Stablecoins Still Challenging
In contrast, Terra's UST stablecoin had not been so fortunate. UST lost its peg in May 2022 and has not recovered, with a value of just $0.01 per coin as of October 11, according to CoinGecko. This drop in value is likely due to a combination of factors, including a lack of confidence in the stablecoin's collateralization and a decrease in investor interest in the coin.
The USDR depegging incident sheds light on the challenges and opportunities within the real-world assets niche of the cryptocurrency market. While USDR's real estate holdings were a source of attraction, offering high yields of up to 16%, they also posed a risk due to their speculative and illiquid nature. In contrast, stablecoins like Circle's USDC maintain reserves in highly liquid short-term Treasury bonds.
Tangible, a specialist in creating real-world assets, has announced plans to abandon USDR once the redemption process is complete. This underscores their commitment to learning from this experience and improving their future products.
A Wake-Up Call for Cryptocurrency Market
The depegging of the USDR stablecoin has raised several regulatory and legal questions, particularly regarding the role of stablecoin issuers in maintaining the stability of their assets. Regulators may view such events as a sign of the need for greater oversight and regulation of stablecoins, especially those backed by real estate, to ensure that they are properly managing risk and maintaining adequate liquidity.
In the future, regulators may require stablecoin issuers to implement stronger risk management measures. This could include maintaining larger reserves or implementing automatic rebalancing mechanisms to prevent similar incidents from occurring.

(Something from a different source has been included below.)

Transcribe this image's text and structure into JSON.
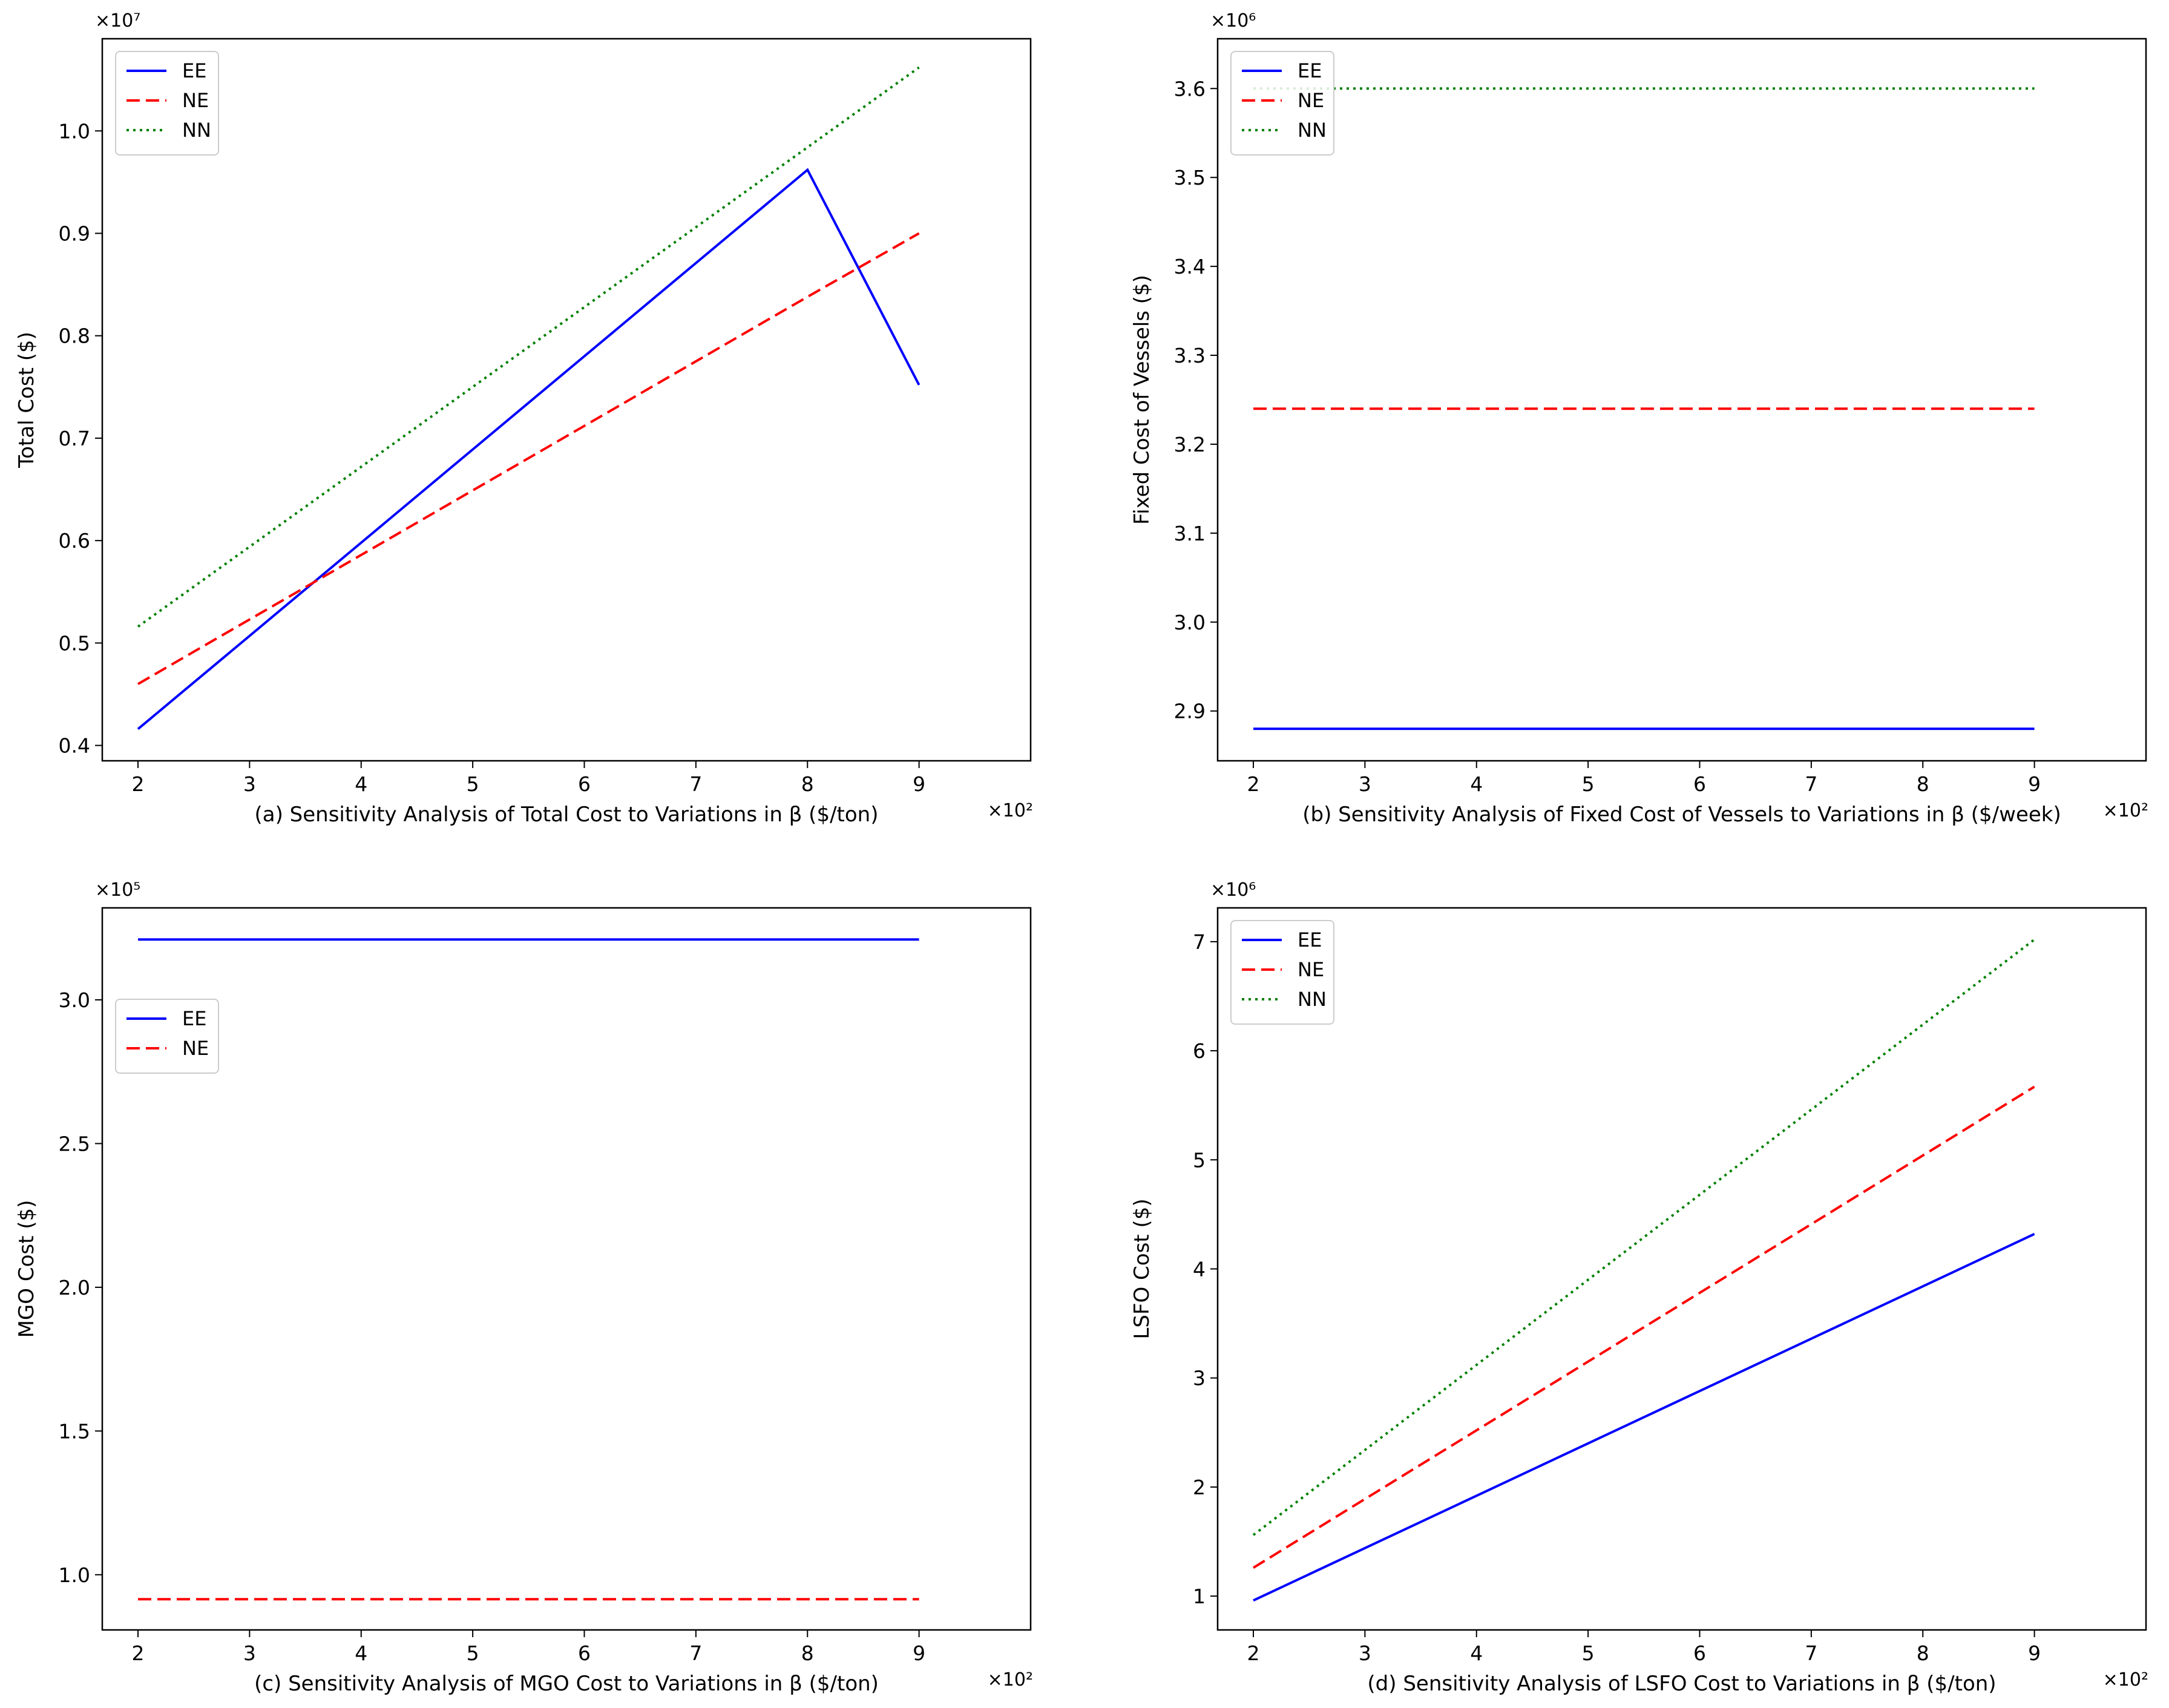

Additionally, the USDR depegging incident highlights the challenges of using real estate as collateral for stablecoins. The value of real estate can be subject to significant fluctuations, making it difficult to maintain a stable peg. The broader cryptocurrency market can learn from this incident the importance of implementing robust risk management strategies, maintaining adequate liquidity and carefully considering the collateral used to back stablecoins.